その後、様々な次元世界を渡り歩き、世に破壊を齎し、怨嗟の声を響かせるために力を振るう彼女の姿があった。

ただ、彼女が攻撃対象と選ぶのは紛争を行う戦場や、管理局のような上層部に繋ぎを持つ事で捕縛を逃れながら悪事で私腹を肥やす人物。

 

彼女は正義を行使しているわけではない。ただ、彼女からすれば誰を襲おうとも大差はないのだから、手間を省くために管理局の介入し辛い場所を狙っていただけだ。

 

そんな彼女に、何時の頃からか呼ばれる名があった。

行使する魔法が煌めく星のように見える事と、その圧倒的な火力により蹂躙する姿がその由来。
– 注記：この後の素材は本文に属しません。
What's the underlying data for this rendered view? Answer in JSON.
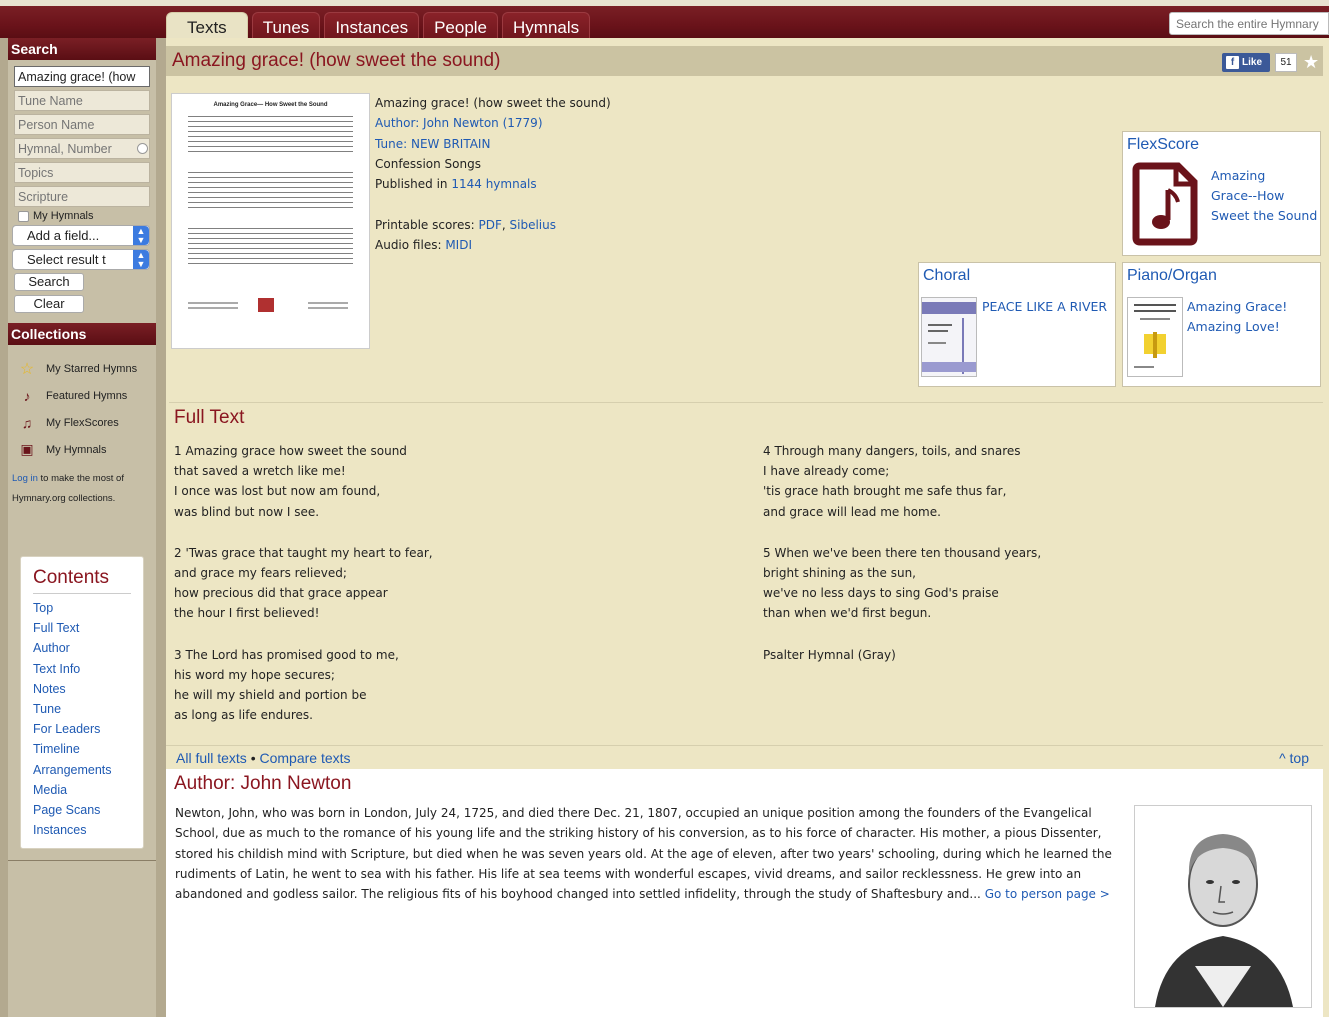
{
  "nav": {
    "tabs": [
      "Texts",
      "Tunes",
      "Instances",
      "People",
      "Hymnals"
    ],
    "site_search_placeholder": "Search the entire Hymnary"
  },
  "sidebar": {
    "search_heading": "Search",
    "query_value": "Amazing grace! (how",
    "fields": [
      "Tune Name",
      "Person Name",
      "Hymnal, Number",
      "Topics",
      "Scripture"
    ],
    "my_hymnals_checkbox": "My Hymnals",
    "add_field_select": "Add a field...",
    "select_result_select": "Select result t",
    "search_button": "Search",
    "clear_button": "Clear",
    "collections_heading": "Collections",
    "collections": [
      {
        "label": "My Starred Hymns",
        "icon": "star-icon"
      },
      {
        "label": "Featured Hymns",
        "icon": "score-icon"
      },
      {
        "label": "My FlexScores",
        "icon": "flexscore-icon"
      },
      {
        "label": "My Hymnals",
        "icon": "hymnal-icon"
      }
    ],
    "login_link": "Log in",
    "login_note_rest": " to make the most of Hymnary.org collections."
  },
  "contents": {
    "heading": "Contents",
    "items": [
      "Top",
      "Full Text",
      "Author",
      "Text Info",
      "Notes",
      "Tune",
      "For Leaders",
      "Timeline",
      "Arrangements",
      "Media",
      "Page Scans",
      "Instances"
    ]
  },
  "page": {
    "title": "Amazing grace! (how sweet the sound)",
    "fb_like": "Like",
    "fb_count": "51",
    "thumb_title": "Amazing Grace— How Sweet the Sound"
  },
  "info": {
    "title_line": "Amazing grace! (how sweet the sound)",
    "author_line": "Author: John Newton (1779)",
    "tune_label": "Tune: ",
    "tune_link": "NEW BRITAIN",
    "topic_line": "Confession Songs",
    "published_prefix": "Published in ",
    "published_link": "1144 hymnals",
    "printable_prefix": "Printable scores: ",
    "pdf_link": "PDF",
    "sibelius_link": "Sibelius",
    "audio_prefix": "Audio files: ",
    "midi_link": "MIDI"
  },
  "flexscore": {
    "heading": "FlexScore",
    "link_lines": [
      "Amazing",
      "Grace--How",
      "Sweet the Sound"
    ]
  },
  "choral": {
    "heading": "Choral",
    "link": "PEACE LIKE A RIVER"
  },
  "piano": {
    "heading": "Piano/Organ",
    "link_lines": [
      "Amazing Grace!",
      "Amazing Love!"
    ]
  },
  "full_text": {
    "heading": "Full Text",
    "left_stanzas": [
      [
        "1 Amazing grace how sweet the sound",
        "that saved a wretch like me!",
        "I once was lost but now am found,",
        "was blind but now I see."
      ],
      [
        "2 'Twas grace that taught my heart to fear,",
        "and grace my fears relieved;",
        "how precious did that grace appear",
        "the hour I first believed!"
      ],
      [
        "3 The Lord has promised good to me,",
        "his word my hope secures;",
        "he will my shield and portion be",
        "as long as life endures."
      ]
    ],
    "right_stanzas": [
      [
        "4 Through many dangers, toils, and snares",
        "I have already come;",
        "'tis grace hath brought me safe thus far,",
        "and grace will lead me home."
      ],
      [
        "5 When we've been there ten thousand years,",
        "bright shining as the sun,",
        "we've no less days to sing God's praise",
        "than when we'd first begun."
      ],
      [
        "Psalter Hymnal (Gray)"
      ]
    ],
    "all_full_texts": "All full texts",
    "compare_texts": "Compare texts",
    "top_link": "^ top"
  },
  "author": {
    "heading": "Author: John Newton",
    "bio": "Newton, John, who was born in London, July 24, 1725, and died there Dec. 21, 1807, occupied an unique position among the founders of the Evangelical School, due as much to the romance of his young life and the striking history of his conversion, as to his force of character. His mother, a pious Dissenter, stored his childish mind with Scripture, but died when he was seven years old. At the age of eleven, after two years' schooling, during which he learned the rudiments of Latin, he went to sea with his father. His life at sea teems with wonderful escapes, vivid dreams, and sailor recklessness. He grew into an abandoned and godless sailor. The religious fits of his boyhood changed into settled infidelity, through the study of Shaftesbury and...",
    "person_link": "Go to person page >"
  },
  "colors": {
    "brand_maroon": "#6a131a",
    "title_red": "#8a1620",
    "link_blue": "#1f5ab3",
    "page_bg": "#ede6c4"
  }
}
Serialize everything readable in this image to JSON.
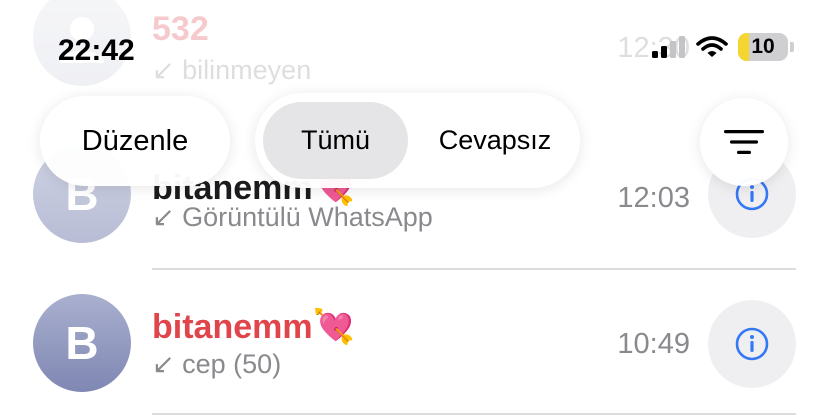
{
  "status_bar": {
    "time": "22:42",
    "battery": "10"
  },
  "toolbar": {
    "edit_label": "Düzenle",
    "filter_all": "Tümü",
    "filter_missed": "Cevapsız"
  },
  "calls": [
    {
      "name": "532",
      "detail": "bilinmeyen",
      "time": "12:30",
      "missed": true
    },
    {
      "name": "bitanemm",
      "emoji": "💘",
      "detail": "Görüntülü WhatsApp",
      "time": "12:03",
      "initial": "B",
      "missed": false
    },
    {
      "name": "bitanemm",
      "emoji": "💘",
      "detail": "cep (50)",
      "time": "10:49",
      "initial": "B",
      "missed": true
    }
  ],
  "colors": {
    "missed": "#e0454c",
    "accent": "#3478f6",
    "secondary": "#8a8a8e"
  }
}
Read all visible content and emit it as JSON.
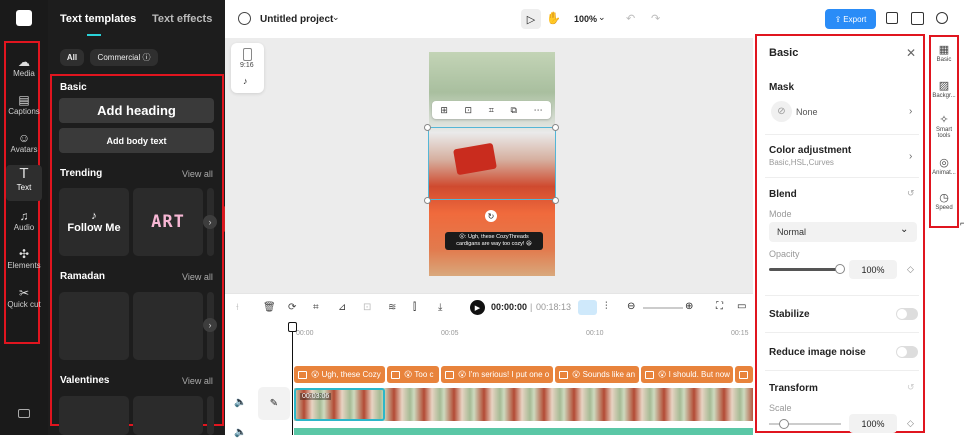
{
  "rail": {
    "items": [
      {
        "label": "Media",
        "icon": "cloud-icon"
      },
      {
        "label": "Captions",
        "icon": "captions-icon"
      },
      {
        "label": "Avatars",
        "icon": "avatar-icon"
      },
      {
        "label": "Text",
        "icon": "text-icon"
      },
      {
        "label": "Audio",
        "icon": "music-icon"
      },
      {
        "label": "Elements",
        "icon": "elements-icon"
      },
      {
        "label": "Quick cut",
        "icon": "quick-cut-icon"
      }
    ]
  },
  "panel": {
    "tabs": [
      "Text templates",
      "Text effects"
    ],
    "filters": [
      "All",
      "Commercial ⓘ"
    ],
    "basic_title": "Basic",
    "add_heading": "Add heading",
    "add_body": "Add body text",
    "trending_title": "Trending",
    "view_all": "View all",
    "trending_tiles": [
      "Follow Me",
      "ART"
    ],
    "ramadan_title": "Ramadan",
    "valentines_title": "Valentines"
  },
  "topbar": {
    "project_title": "Untitled project",
    "zoom": "100%",
    "export_label": "Export"
  },
  "canvas": {
    "ratio_label": "9:16",
    "caption_text": "😮: Ugh, these CozyThreads cardigans are way too cozy! 😆"
  },
  "timeline": {
    "current_time": "00:00:00",
    "total_time": "00:18:13",
    "ruler": [
      "00:00",
      "00:05",
      "00:10",
      "00:15"
    ],
    "captions": [
      "😮 Ugh, these Cozy",
      "😮 Too c",
      "😮 I'm serious! I put one o",
      "😮 Sounds like an",
      "😮 I should. But now"
    ],
    "clip_time": "00:03:06"
  },
  "right_panel": {
    "title": "Basic",
    "mask_label": "Mask",
    "mask_value": "None",
    "color_adj_label": "Color adjustment",
    "color_adj_sub": "Basic,HSL,Curves",
    "blend_label": "Blend",
    "mode_label": "Mode",
    "mode_value": "Normal",
    "opacity_label": "Opacity",
    "opacity_value": "100%",
    "stabilize_label": "Stabilize",
    "noise_label": "Reduce image noise",
    "transform_label": "Transform",
    "scale_label": "Scale",
    "scale_value": "100%"
  },
  "far_rail": {
    "items": [
      "Basic",
      "Backgr...",
      "Smart tools",
      "Animat...",
      "Speed"
    ]
  },
  "colors": {
    "accent": "#2a8cf7",
    "highlight": "#e0151f",
    "caption_clip": "#e8833c"
  }
}
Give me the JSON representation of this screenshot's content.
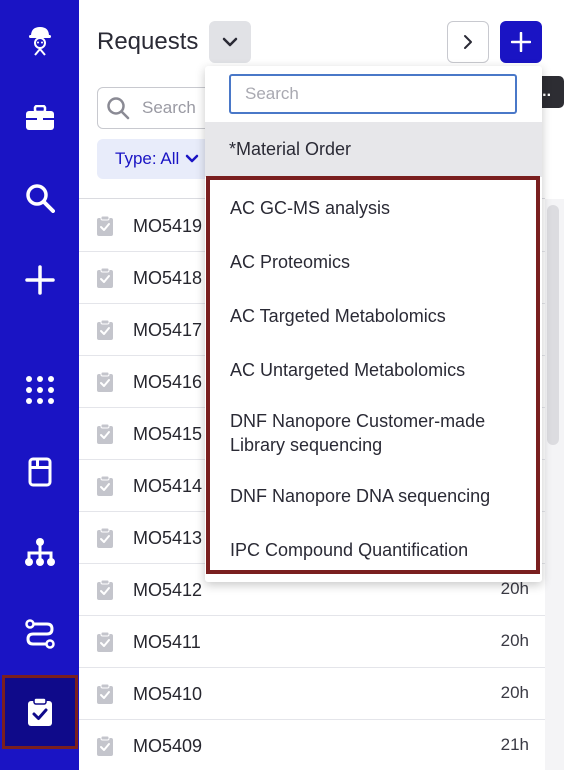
{
  "header": {
    "title": "Requests",
    "tooltip": "Create..."
  },
  "background": {
    "search_placeholder": "Search",
    "type_filter": "Type: All"
  },
  "dropdown": {
    "search_placeholder": "Search",
    "default_item": "*Material Order",
    "items": [
      "AC GC-MS analysis",
      "AC Proteomics",
      "AC Targeted Metabolomics",
      "AC Untargeted Metabolomics",
      "DNF Nanopore Customer-made Library sequencing",
      "DNF Nanopore DNA sequencing",
      "IPC Compound Quantification"
    ]
  },
  "rows": [
    {
      "id": "MO5419",
      "time": ""
    },
    {
      "id": "MO5418",
      "time": ""
    },
    {
      "id": "MO5417",
      "time": ""
    },
    {
      "id": "MO5416",
      "time": ""
    },
    {
      "id": "MO5415",
      "time": ""
    },
    {
      "id": "MO5414",
      "time": ""
    },
    {
      "id": "MO5413",
      "time": ""
    },
    {
      "id": "MO5412",
      "time": "20h"
    },
    {
      "id": "MO5411",
      "time": "20h"
    },
    {
      "id": "MO5410",
      "time": "20h"
    },
    {
      "id": "MO5409",
      "time": "21h"
    }
  ],
  "icons": {
    "sidebar": [
      "mascot-icon",
      "briefcase-icon",
      "search-icon",
      "plus-icon",
      "apps-grid-icon",
      "notebook-icon",
      "hierarchy-icon",
      "workflow-icon",
      "clipboard-check-icon"
    ]
  },
  "colors": {
    "sidebar": "#1a14c4",
    "active_nav": "#0f0a8a",
    "highlight_border": "#7a1f1f",
    "tooltip_bg": "#2d2d33",
    "filter_bg": "#e8ecfa"
  }
}
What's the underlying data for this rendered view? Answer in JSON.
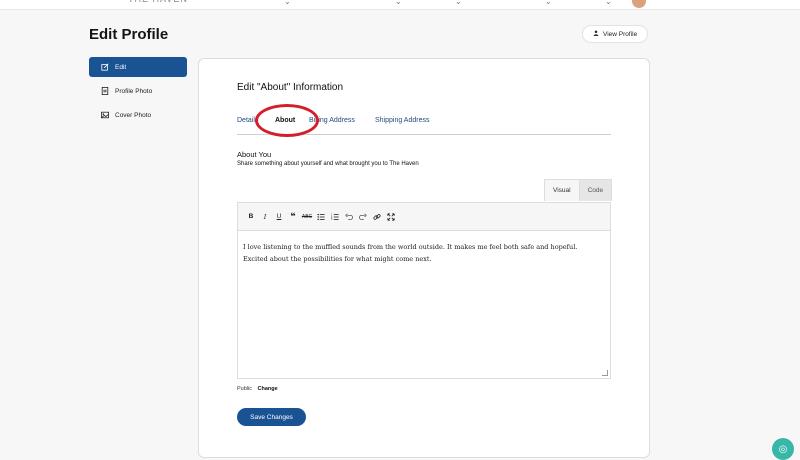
{
  "page": {
    "title": "Edit Profile",
    "view_profile_label": "View Profile"
  },
  "sidebar": {
    "items": [
      {
        "label": "Edit",
        "icon": "edit-icon",
        "active": true
      },
      {
        "label": "Profile Photo",
        "icon": "profile-photo-icon",
        "active": false
      },
      {
        "label": "Cover Photo",
        "icon": "cover-photo-icon",
        "active": false
      }
    ]
  },
  "card": {
    "title": "Edit \"About\" Information",
    "tabs": [
      {
        "label": "Details",
        "active": false
      },
      {
        "label": "About",
        "active": true
      },
      {
        "label": "Billing Address",
        "active": false
      },
      {
        "label": "Shipping Address",
        "active": false
      }
    ],
    "about_label": "About You",
    "about_hint": "Share something about yourself and what brought you to The Haven",
    "editor_tabs": {
      "visual": "Visual",
      "code": "Code"
    },
    "toolbar": [
      "bold-icon",
      "italic-icon",
      "underline-icon",
      "blockquote-icon",
      "strikethrough-icon",
      "bullet-list-icon",
      "numbered-list-icon",
      "undo-icon",
      "redo-icon",
      "link-icon",
      "fullscreen-icon"
    ],
    "editor_text_line1": "I love listening to the muffled sounds from the world outside. It makes me feel both safe and hopeful.",
    "editor_text_line2": "Excited about the possibilities for what might come next.",
    "privacy_label": "Public",
    "privacy_change": "Change",
    "save_label": "Save Changes"
  },
  "colors": {
    "accent": "#1a5394",
    "highlight": "#d41f2a",
    "fab": "#38b6a8"
  }
}
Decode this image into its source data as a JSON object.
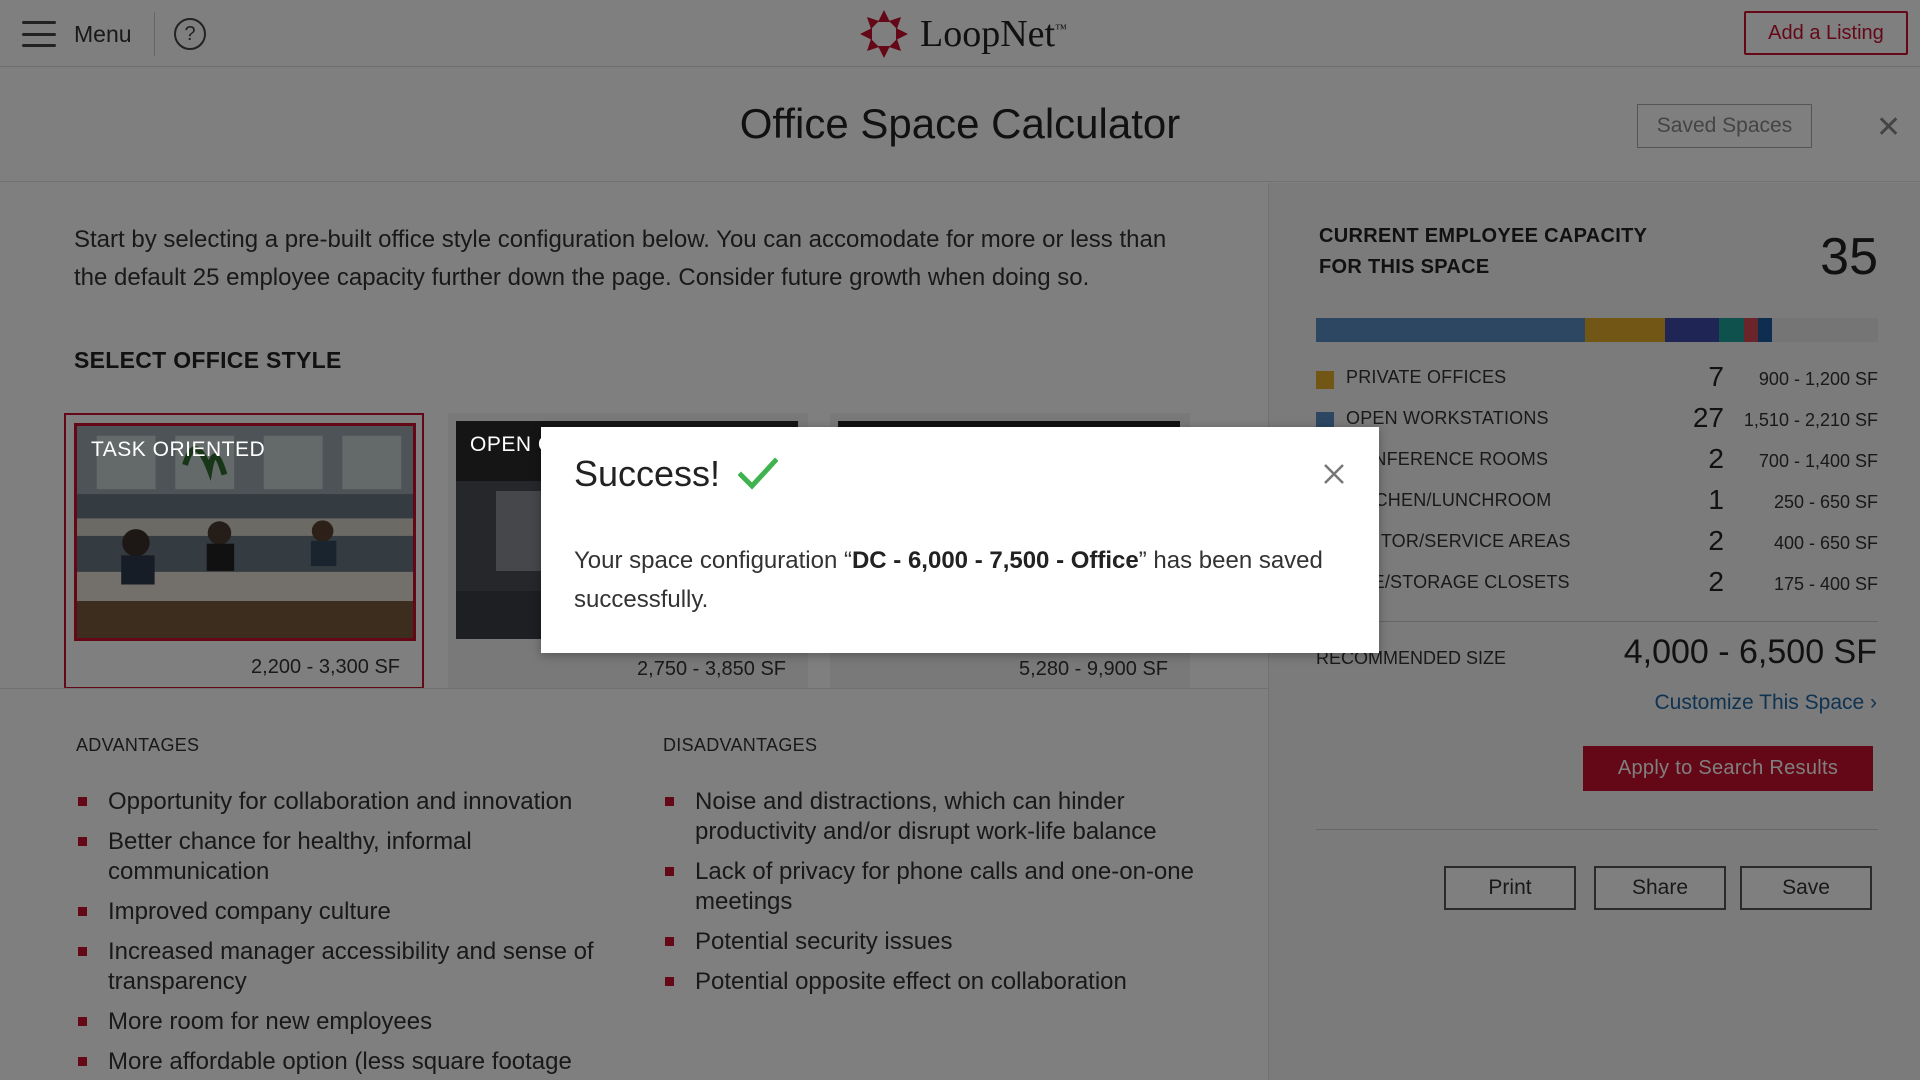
{
  "nav": {
    "menu_label": "Menu",
    "help_glyph": "?",
    "logo_text": "LoopNet",
    "logo_tm": "™",
    "add_listing": "Add a Listing"
  },
  "header": {
    "title": "Office Space Calculator",
    "saved_spaces": "Saved Spaces",
    "close_glyph": "✕"
  },
  "intro": "Start by selecting a pre-built office style configuration below. You can accomodate for more or less than the default 25 employee capacity further down the page. Consider future growth when doing so.",
  "select_title": "SELECT OFFICE STYLE",
  "cards": [
    {
      "label": "TASK ORIENTED",
      "size": "2,200 - 3,300 SF"
    },
    {
      "label": "OPEN C",
      "size": "2,750 - 3,850 SF"
    },
    {
      "label": "",
      "size": "5,280 - 9,900 SF"
    }
  ],
  "advantages": {
    "title": "ADVANTAGES",
    "items": [
      "Opportunity for collaboration and innovation",
      "Better chance for healthy, informal communication",
      "Improved company culture",
      "Increased manager accessibility and sense of transparency",
      "More room for new employees",
      "More affordable option (less square footage"
    ]
  },
  "disadvantages": {
    "title": "DISADVANTAGES",
    "items": [
      "Noise and distractions, which can hinder productivity and/or disrupt work-life balance",
      "Lack of privacy for phone calls and one-on-one meetings",
      "Potential security issues",
      "Potential opposite effect on collaboration"
    ]
  },
  "capacity": {
    "label": "CURRENT EMPLOYEE CAPACITY FOR THIS SPACE",
    "value": "35",
    "bar": [
      {
        "color": "#5b8fc7",
        "fraction": 0.478
      },
      {
        "color": "#e2ad2b",
        "fraction": 0.143
      },
      {
        "color": "#3e4aa8",
        "fraction": 0.097
      },
      {
        "color": "#1fa39a",
        "fraction": 0.044
      },
      {
        "color": "#d64a55",
        "fraction": 0.025
      },
      {
        "color": "#1c5aa3",
        "fraction": 0.025
      }
    ]
  },
  "rows": [
    {
      "label": "PRIVATE OFFICES",
      "count": "7",
      "range": "900 - 1,200 SF",
      "color": "#e2ad2b"
    },
    {
      "label": "OPEN WORKSTATIONS",
      "count": "27",
      "range": "1,510 - 2,210 SF",
      "color": "#5b8fc7"
    },
    {
      "label": "CONFERENCE ROOMS",
      "count": "2",
      "range": "700 - 1,400 SF",
      "color": "#3e4aa8"
    },
    {
      "label": "KITCHEN/LUNCHROOM",
      "count": "1",
      "range": "250 - 650 SF",
      "color": "#1fa39a"
    },
    {
      "label": "VISITOR/SERVICE AREAS",
      "count": "2",
      "range": "400 - 650 SF",
      "color": "#d64a55"
    },
    {
      "label": "FILE/STORAGE CLOSETS",
      "count": "2",
      "range": "175 - 400 SF",
      "color": "#1c5aa3"
    }
  ],
  "recommended": {
    "label": "RECOMMENDED SIZE",
    "value": "4,000 - 6,500 SF"
  },
  "customize": "Customize This Space ›",
  "apply": "Apply to Search Results",
  "actions": {
    "print": "Print",
    "share": "Share",
    "save": "Save"
  },
  "modal": {
    "title": "Success!",
    "text_before": "Your space configuration “",
    "config_name": "DC - 6,000 - 7,500 - Office",
    "text_after": "” has been saved successfully.",
    "check_color": "#3fb34f"
  }
}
逢えば終焉を齎されるという畏怖と、その強さへの憧憬の念を込めてこう呼ばれる。

 

『星光の殲滅者』

 

その名は広く次元世界に知れ渡る事になる。

 

 

「明けぬ夜はありませんが、訪れぬ夜もありません。宵の明星が瞬くいつかのその時に、再び相まみえましょう」

 

 

 

END

 

 




魔法少女リリカルなのはA’sポータブル。星光の殲滅者シナリオ完結です。

ゲーム1作目時点では『星光の殲滅者』あるいは『マテリアル-D』の名はあっても『シュテル』の呼び名はまだ無かったので、地の文での呼称にはとても困りました。
とりあえず、主人公である星光の殲滅者は『彼女』に固定して、雷刃の襲撃者の呼び方はは彼女だと被るから『少女』にして、闇統べる王は『王』としてみた。
……いや、マテリアルズがほぼコンパチキャラな状況でここまで書いたのは我ながら当時の思考回路が謎です。